Few days ago, we were having lunch at the Climate Studies Division. It’s an ordinary lunch, with each of us bringing our own food we bought from the cafeteria or cooked at home. Then the issue of the sun being the center of the universe came up.
I think it is difficult to prove the Copernican assertion that the sun is the center of the universe. Even for the case of the sun and the planets, it is not obvious to me that the planets, including the earth, revolve around the sun. It is true that that the orbits are simpler if we make this assumption, but does it correspond to reality? This is the essence of the third point of St. Bellarmine in his letter to Foscarini. It is possible that the Sun revolves around the earth and the other planets revolve around the sun as in Tycho Brahe’s model.

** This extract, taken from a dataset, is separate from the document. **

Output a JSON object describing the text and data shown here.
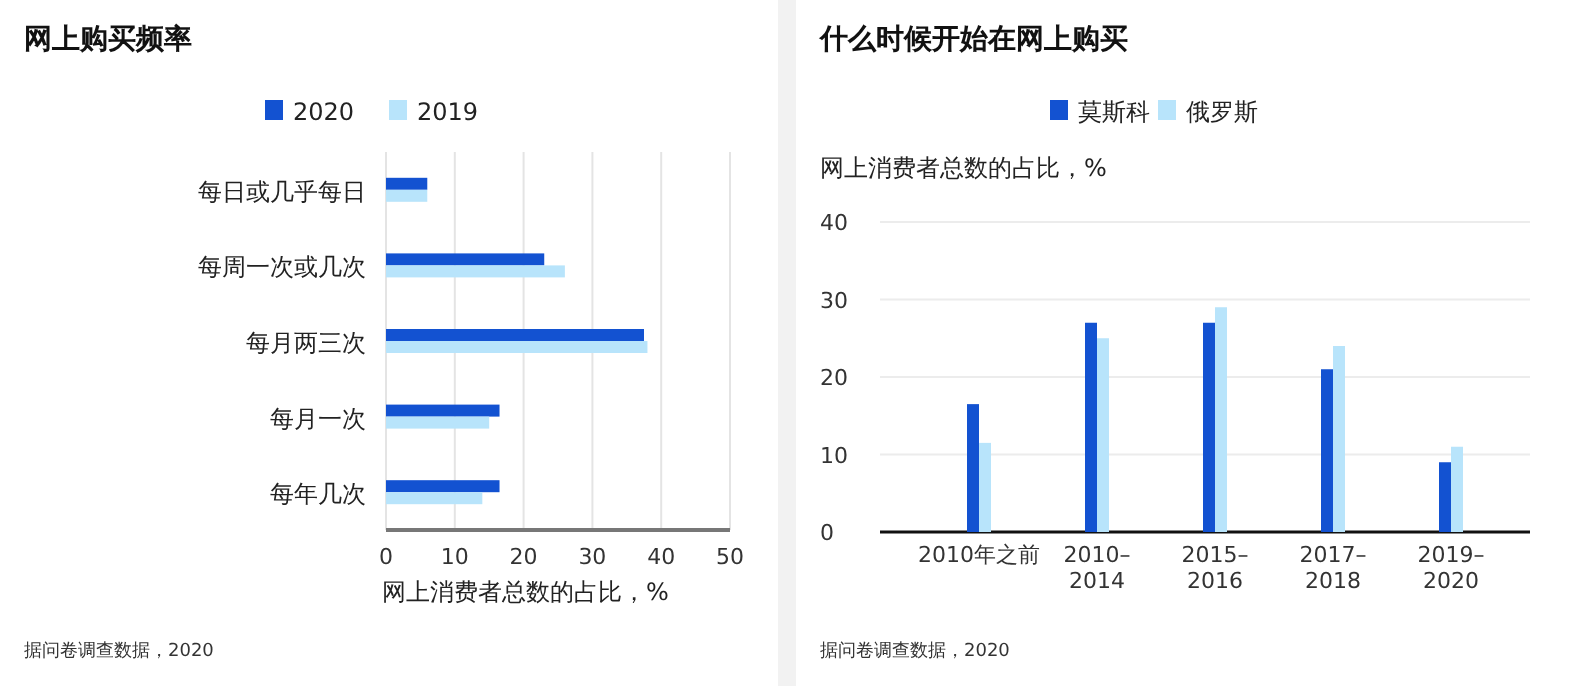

But how do we differentiate between these two?
Let us assume that the Newtonian physics is valid, i.e. the laws of motion and gravitation. Of all planetary orbits, the precession of Mercury’s perihelion cannot be accounted by Newtonian physics in the heliocentric model. The usual answer provided is Einstein’s General Theory of Gravitation. But let us stick to Newtonian physics. Let us propose the following thesis statement: “The anomalous precession of Mercury’s perihelion of 0.43 arc second per year, which is computed using General Relativity, can also be computed using Newtonian physics in the Tychonian model.” The motion of the sun around the earth would generate non-inertial forces on Mercury making it precess.
This thesis statement can be easily proved or disproved using a computer simulation. I cannot still find a theoretical analysis for this. I am tried attacking this problem years ago using epicycles in geometric algebra, by approximating an elliptical orbit as a sum of an eccentric, deferent, and epicycle, as done by Copernicus. This is only as far as I have done. I still have to make the sun rotate around the earth and construct the differential equation for Mercury’s corrected orbit. The solution may require expansion using several epicyclical Fourier harmonics. I’ll go back to this problem again when I have time.